2.2. Tarafların Birlikte Başvurması veya Davayı Kabul
Anlaşmalı boşanma davası, eşlerin birlikte açabileceği gibi, bir eşin açtığı davayı diğerinin “kabul” beyanıyla da yürüyebilir hale gelir. Burada önemli olan, her iki tarafın da boşanma iradesinde mutabık olmasıdır.
2.3. Tarafların Bizzat Hâkim Huzurunda Dinlenmesi
Hâkim, tarafların iradelerini özgür iradeleriyle beyan ettiklerine kanaat getirmelidir. Bu sebeple, avukat aracılığıyla boşanma beyanı yapılamaz; taraflar duruşmaya şahsen katılmak zorundadır. Hâkim, gerekli gördüğü takdirde taraflara davayı aydınlatmak üzere ek sorular sorabilir. Fakat hakim, tarafları dinledikten sonra birinin ya da her ikisinin iradesinin serbestçe açıklanmamış olduğu sonucuna varırsa, davayı reddeder.
2.4. Boşanmanın Mali Sonuçları ve Çocukların Durumu Hakkında Anlaşma
Tarafların hazırladığı anlaşmalı boşanma protokolü, boşanmanın mali sonuçlarını (nafaka, tazminat, mal paylaşımı vb.) ve varsa çocukların velayet, kişisel ilişki ve iştirak nafakası gibi hususlarını içermelidir.
Hâkim, bu protokolü hakkaniyete uygun bulmak zorundadır, uygun bulunmayan düzenlemeler hakkında gerekli değişiklikleri yapabilir. Anlaşma ancak taraflar bu değişiklikleri kabul ederse geçerli olur.
3. Anlaşmalı Boşanma Protokolünün Niteliği
Protokol, tarafların yaptıkları bir sözleşme niteliğindedir. Ancak hâkimin denetimine tabi olması sebebiyle tamamen serbest irade ürünü olarak değerlendirilemez. Protokol, mahkemece onaylanmadan hüküm ifade etmez. Onay sonrası ise mahkeme kararıyla birlikte kesin hüküm niteliği kazanır.

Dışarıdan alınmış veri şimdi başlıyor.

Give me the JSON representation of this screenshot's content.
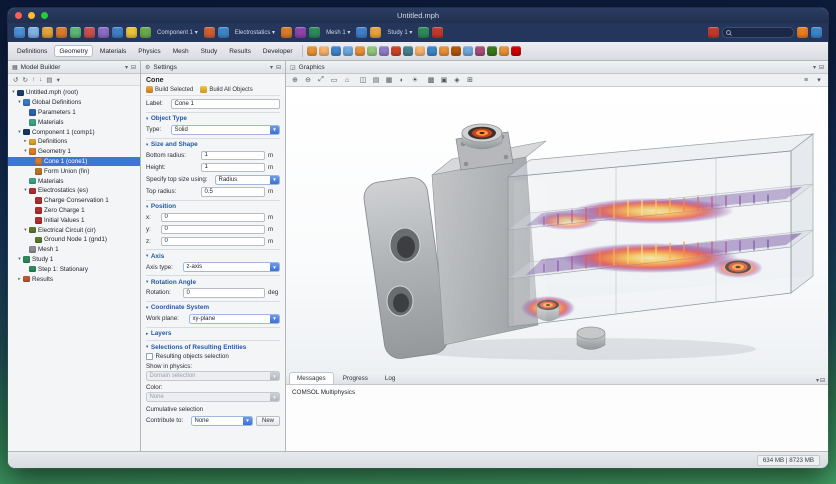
{
  "window": {
    "title": "Untitled.mph"
  },
  "quickbar": {
    "icons_a": [
      "#4a8fd4",
      "#7fb2e6",
      "#e0a23c",
      "#d97b2a",
      "#5bb573",
      "#c94f4f",
      "#8d6ac4",
      "#3f7fc9",
      "#e8c23d",
      "#6aa84f"
    ],
    "component_label": "Component 1 ▾",
    "icons_b": [
      "#cc5f33",
      "#3d85c6"
    ],
    "physics_label": "Electrostatics ▾",
    "icons_c": [
      "#d97b2a",
      "#8e44ad",
      "#2e8a5a"
    ],
    "mesh_label": "Mesh 1 ▾",
    "icons_d": [
      "#3f7fc9",
      "#e8a33d"
    ],
    "study_label": "Study 1 ▾",
    "icons_e": [
      "#2e8a5a",
      "#c0392b"
    ],
    "icons_right": [
      "#c0392b",
      "#e67e22",
      "#3d85c6"
    ]
  },
  "ribbon": {
    "tabs": [
      {
        "label": "Definitions",
        "active": false
      },
      {
        "label": "Geometry",
        "active": true
      },
      {
        "label": "Materials",
        "active": false
      },
      {
        "label": "Physics",
        "active": false
      },
      {
        "label": "Mesh",
        "active": false
      },
      {
        "label": "Study",
        "active": false
      },
      {
        "label": "Results",
        "active": false
      },
      {
        "label": "Developer",
        "active": false
      }
    ],
    "icons": [
      "#e69138",
      "#f6b26b",
      "#3d85c6",
      "#6fa8dc",
      "#e69138",
      "#93c47d",
      "#8e7cc3",
      "#cc4125",
      "#45818e",
      "#f6b26b",
      "#3d85c6",
      "#e69138",
      "#b45309",
      "#6fa8dc",
      "#a64d79",
      "#38761d",
      "#e69138",
      "#cc0000"
    ]
  },
  "model_builder": {
    "tab_title": "Model Builder",
    "header_icons": [
      "▾",
      "⊟"
    ],
    "toolbar_icons": [
      "↺",
      "↻",
      "↑",
      "↓",
      "▤",
      "▾"
    ],
    "tree": [
      {
        "expander": "▾",
        "icon_color": "#1a3e6e",
        "label": "Untitled.mph (root)",
        "selected": false
      },
      {
        "expander": "▾",
        "icon_color": "#3a79c9",
        "label": "Global Definitions",
        "selected": false
      },
      {
        "expander": "",
        "icon_color": "#2e62b0",
        "label": "Parameters 1",
        "selected": false
      },
      {
        "expander": "",
        "icon_color": "#3fa38a",
        "label": "Materials",
        "selected": false
      },
      {
        "expander": "▾",
        "icon_color": "#173a63",
        "label": "Component 1 (comp1)",
        "selected": false
      },
      {
        "expander": "▸",
        "icon_color": "#e0a52e",
        "label": "Definitions",
        "selected": false
      },
      {
        "expander": "▾",
        "icon_color": "#d97f2a",
        "label": "Geometry 1",
        "selected": false
      },
      {
        "expander": "",
        "icon_color": "#d97f2a",
        "label": "Cone 1 (cone1)",
        "selected": true
      },
      {
        "expander": "",
        "icon_color": "#b9762a",
        "label": "Form Union (fin)",
        "selected": false
      },
      {
        "expander": "",
        "icon_color": "#3fa38a",
        "label": "Materials",
        "selected": false
      },
      {
        "expander": "▾",
        "icon_color": "#b03030",
        "label": "Electrostatics (es)",
        "selected": false
      },
      {
        "expander": "",
        "icon_color": "#b03030",
        "label": "Charge Conservation 1",
        "selected": false
      },
      {
        "expander": "",
        "icon_color": "#b03030",
        "label": "Zero Charge 1",
        "selected": false
      },
      {
        "expander": "",
        "icon_color": "#b03030",
        "label": "Initial Values 1",
        "selected": false
      },
      {
        "expander": "▾",
        "icon_color": "#5a7a2e",
        "label": "Electrical Circuit (cir)",
        "selected": false
      },
      {
        "expander": "",
        "icon_color": "#5a7a2e",
        "label": "Ground Node 1 (gnd1)",
        "selected": false
      },
      {
        "expander": "",
        "icon_color": "#8a8f96",
        "label": "Mesh 1",
        "selected": false
      },
      {
        "expander": "▾",
        "icon_color": "#2e8a5a",
        "label": "Study 1",
        "selected": false
      },
      {
        "expander": "",
        "icon_color": "#2e8a5a",
        "label": "Step 1: Stationary",
        "selected": false
      },
      {
        "expander": "▸",
        "icon_color": "#c05a2e",
        "label": "Results",
        "selected": false
      }
    ]
  },
  "settings": {
    "tab_title": "Settings",
    "heading": "Cone",
    "toolbar": {
      "build_selected": "Build Selected",
      "build_all": "Build All Objects"
    },
    "label_row": {
      "label": "Label:",
      "value": "Cone 1"
    },
    "object_type": {
      "title": "Object Type",
      "type_label": "Type:",
      "type_value": "Solid"
    },
    "size_shape": {
      "title": "Size and Shape",
      "rows": [
        {
          "label": "Bottom radius:",
          "value": "1",
          "unit": "m"
        },
        {
          "label": "Height:",
          "value": "1",
          "unit": "m"
        }
      ],
      "specify_label": "Specify top size using:",
      "specify_value": "Radius",
      "top_radius_label": "Top radius:",
      "top_radius_value": "0.5",
      "top_radius_unit": "m"
    },
    "position": {
      "title": "Position",
      "rows": [
        {
          "label": "x:",
          "value": "0",
          "unit": "m"
        },
        {
          "label": "y:",
          "value": "0",
          "unit": "m"
        },
        {
          "label": "z:",
          "value": "0",
          "unit": "m"
        }
      ]
    },
    "axis": {
      "title": "Axis",
      "axis_type_label": "Axis type:",
      "axis_type_value": "z-axis"
    },
    "rotation": {
      "title": "Rotation Angle",
      "rotation_label": "Rotation:",
      "rotation_value": "0",
      "rotation_unit": "deg"
    },
    "coordinate_system": {
      "title": "Coordinate System",
      "work_plane_label": "Work plane:",
      "work_plane_value": "xy-plane"
    },
    "layers": {
      "title": "Layers"
    },
    "selections": {
      "title": "Selections of Resulting Entities",
      "resulting_label": "Resulting objects selection",
      "show_label": "Show in physics:",
      "show_value": "Domain selection",
      "color_label": "Color:",
      "color_value": "None",
      "cumulative_label": "Cumulative selection",
      "contribute_label": "Contribute to:",
      "contribute_value": "None",
      "new_button": "New"
    }
  },
  "graphics": {
    "tab_title": "Graphics",
    "header_icons": [
      "▾",
      "⊟"
    ],
    "toolbar": [
      {
        "glyph": "⊕"
      },
      {
        "glyph": "⊖"
      },
      {
        "glyph": "⤢"
      },
      {
        "glyph": "▭"
      },
      {
        "glyph": "⌂"
      },
      {
        "glyph": "◫"
      },
      {
        "glyph": "▤"
      },
      {
        "glyph": "▦"
      },
      {
        "glyph": "◐"
      },
      {
        "glyph": "☀"
      },
      {
        "glyph": "▩"
      },
      {
        "glyph": "▣"
      },
      {
        "glyph": "◈"
      },
      {
        "glyph": "⊞"
      },
      {
        "glyph": "≡"
      },
      {
        "glyph": "▾"
      }
    ]
  },
  "messages": {
    "tabs": [
      {
        "label": "Messages",
        "active": true
      },
      {
        "label": "Progress",
        "active": false
      },
      {
        "label": "Log",
        "active": false
      }
    ],
    "content": "COMSOL Multiphysics"
  },
  "status_bar": {
    "memory": "634 MB | 8723 MB"
  }
}
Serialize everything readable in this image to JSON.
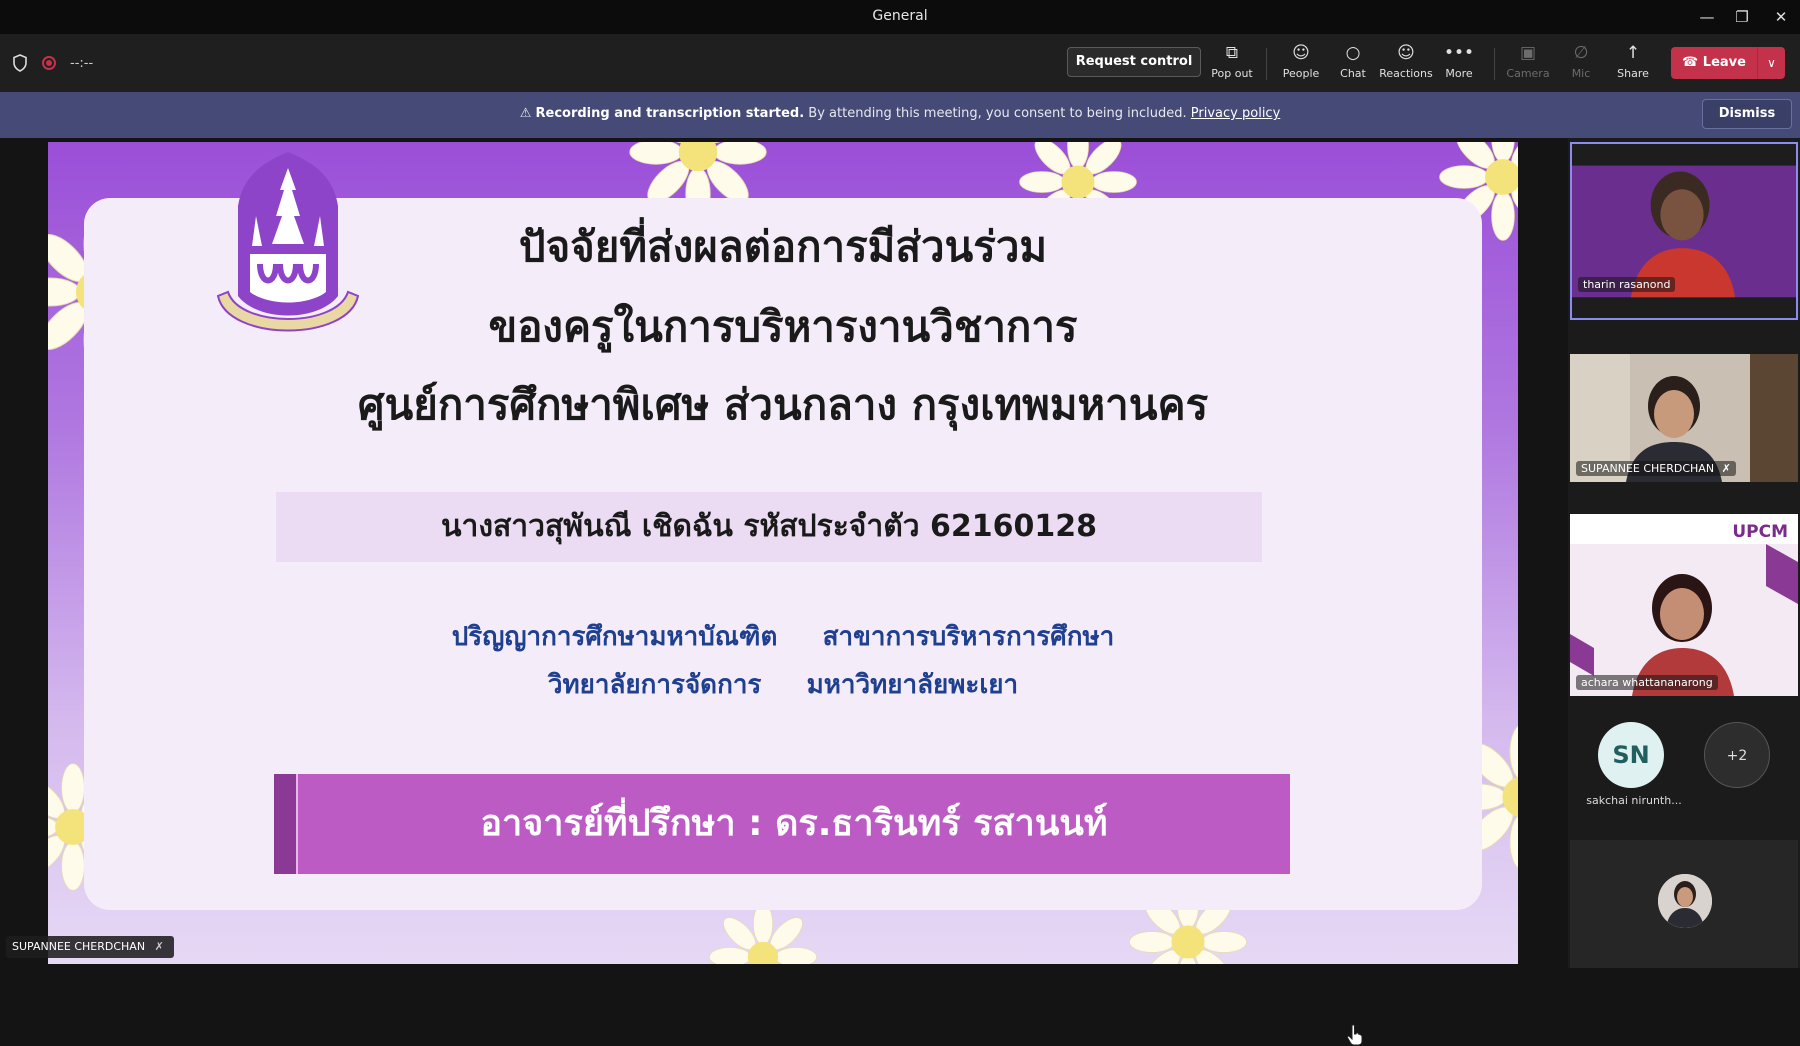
{
  "window": {
    "title": "General",
    "minimize": "—",
    "restore": "❐",
    "close": "✕"
  },
  "toolbar": {
    "timer": "--:--",
    "request_control": "Request control",
    "items": [
      {
        "label": "Pop out",
        "icon": "pop-out-icon",
        "glyph": "⧉"
      },
      {
        "label": "People",
        "icon": "people-icon",
        "glyph": "☺"
      },
      {
        "label": "Chat",
        "icon": "chat-icon",
        "glyph": "○"
      },
      {
        "label": "Reactions",
        "icon": "reactions-icon",
        "glyph": "☺"
      },
      {
        "label": "More",
        "icon": "more-icon",
        "glyph": "•••"
      },
      {
        "label": "Camera",
        "icon": "camera-off-icon",
        "glyph": "▣"
      },
      {
        "label": "Mic",
        "icon": "mic-off-icon",
        "glyph": "∅"
      },
      {
        "label": "Share",
        "icon": "share-icon",
        "glyph": "↑"
      }
    ],
    "leave": "Leave",
    "leave_caret": "∨"
  },
  "banner": {
    "bold": "Recording and transcription started.",
    "text": "By attending this meeting, you consent to being included.",
    "link": "Privacy policy",
    "dismiss": "Dismiss"
  },
  "slide": {
    "title_line1": "ปัจจัยที่ส่งผลต่อการมีส่วนร่วม",
    "title_line2": "ของครูในการบริหารงานวิชาการ",
    "title_line3": "ศูนย์การศึกษาพิเศษ ส่วนกลาง กรุงเทพมหานคร",
    "student": "นางสาวสุพันณี เชิดฉัน รหัสประจำตัว 62160128",
    "degree_line1": "ปริญญาการศึกษามหาบัณฑิต     สาขาการบริหารการศึกษา",
    "degree_line2": "วิทยาลัยการจัดการ     มหาวิทยาลัยพะเยา",
    "advisor": "อาจารย์ที่ปรึกษา  : ดร.ธารินทร์ รสานนท์"
  },
  "presenter": {
    "name": "SUPANNEE CHERDCHAN"
  },
  "participants": {
    "tile1": "tharin rasanond",
    "tile2": "SUPANNEE CHERDCHAN",
    "tile3": "achara whattananarong",
    "tile3_logo": "UPCM",
    "avatar_initials": "SN",
    "avatar_name": "sakchai nirunth...",
    "overflow": "+2"
  },
  "colors": {
    "accent": "#8b8cf0",
    "leave": "#c4314b",
    "banner": "#454a77"
  }
}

4. Anlaşmalı Boşanmanın Usulü
Dava, yetkili aile mahkemesinde açılır. Taraflar ortak dilekçe verebilir veya biri dava açarken diğeri kabul beyanında bulunabilir. Duruşmada taraflar dinlendikten sonra hâkim, şartların oluştuğuna kanaat getirirse boşanmaya karar verir. Kararın kesinleşmesiyle tarafların evlilik birliği sona ermiş olur.
5. Uygulamada Karşılaşılan Sorunlar
Uygulamada anlaşmalı boşanma davalarında en sık karşılaşılan sorunlar şunlardır:
• Taraflardan birinin duruşmaya gelmemesi,
• Hâkimin protokolü hakkaniyete aykırı bulması,
• Çocukların velayeti konusunda uyuşmazlık,
• Tarafların son anda karar değiştirmesi.

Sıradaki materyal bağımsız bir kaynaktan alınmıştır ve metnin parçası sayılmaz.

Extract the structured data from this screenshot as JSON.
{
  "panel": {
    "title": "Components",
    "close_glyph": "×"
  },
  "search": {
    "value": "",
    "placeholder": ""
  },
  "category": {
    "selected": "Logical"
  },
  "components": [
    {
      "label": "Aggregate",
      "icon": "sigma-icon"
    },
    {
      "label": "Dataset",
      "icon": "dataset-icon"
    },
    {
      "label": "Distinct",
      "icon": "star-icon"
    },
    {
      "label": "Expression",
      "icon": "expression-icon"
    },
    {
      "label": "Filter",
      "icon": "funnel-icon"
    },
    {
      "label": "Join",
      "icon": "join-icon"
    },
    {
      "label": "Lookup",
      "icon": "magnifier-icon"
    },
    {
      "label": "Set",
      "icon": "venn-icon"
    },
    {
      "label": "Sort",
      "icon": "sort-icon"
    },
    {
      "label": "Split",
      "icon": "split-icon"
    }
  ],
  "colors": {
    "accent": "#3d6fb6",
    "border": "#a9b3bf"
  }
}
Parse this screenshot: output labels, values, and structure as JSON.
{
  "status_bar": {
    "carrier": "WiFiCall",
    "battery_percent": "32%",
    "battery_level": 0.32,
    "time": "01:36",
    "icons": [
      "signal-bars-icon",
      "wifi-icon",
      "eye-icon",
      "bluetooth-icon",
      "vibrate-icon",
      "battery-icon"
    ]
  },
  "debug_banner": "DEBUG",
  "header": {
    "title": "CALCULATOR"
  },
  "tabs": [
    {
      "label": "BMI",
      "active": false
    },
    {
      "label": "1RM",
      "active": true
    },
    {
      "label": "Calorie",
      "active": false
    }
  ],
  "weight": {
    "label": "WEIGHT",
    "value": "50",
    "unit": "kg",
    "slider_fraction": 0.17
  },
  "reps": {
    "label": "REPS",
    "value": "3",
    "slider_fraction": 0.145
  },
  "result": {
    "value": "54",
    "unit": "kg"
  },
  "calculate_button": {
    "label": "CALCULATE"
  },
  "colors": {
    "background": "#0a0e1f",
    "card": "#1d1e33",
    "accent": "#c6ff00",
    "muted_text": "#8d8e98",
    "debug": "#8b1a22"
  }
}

Bu tür durumlarda dava, anlaşmalı boşanma olmaktan çıkarak çekişmeli boşanma sürecine dönüşebilir.
Sonuç
Anlaşmalı boşanma, taraf iradelerine dayalı, hızlı ve barışçıl bir boşanma yoludur. Türk Hukukunda TMK m.166/3 hükmüyle düzenlenmiş olan bu kurum, hem yargının iş yükünü hafifletmekte hem de tarafların psikolojik ve ekonomik olarak yıpranmalarını azaltmaktadır. Ancak bu sürecin sağlıklı yürütülebilmesi için tarafların bilinçli hareket etmesi, protokolün hakkaniyete uygun hazırlanması ve hâkimin gerekli denetimi titizlikle yapması gerekmektedir.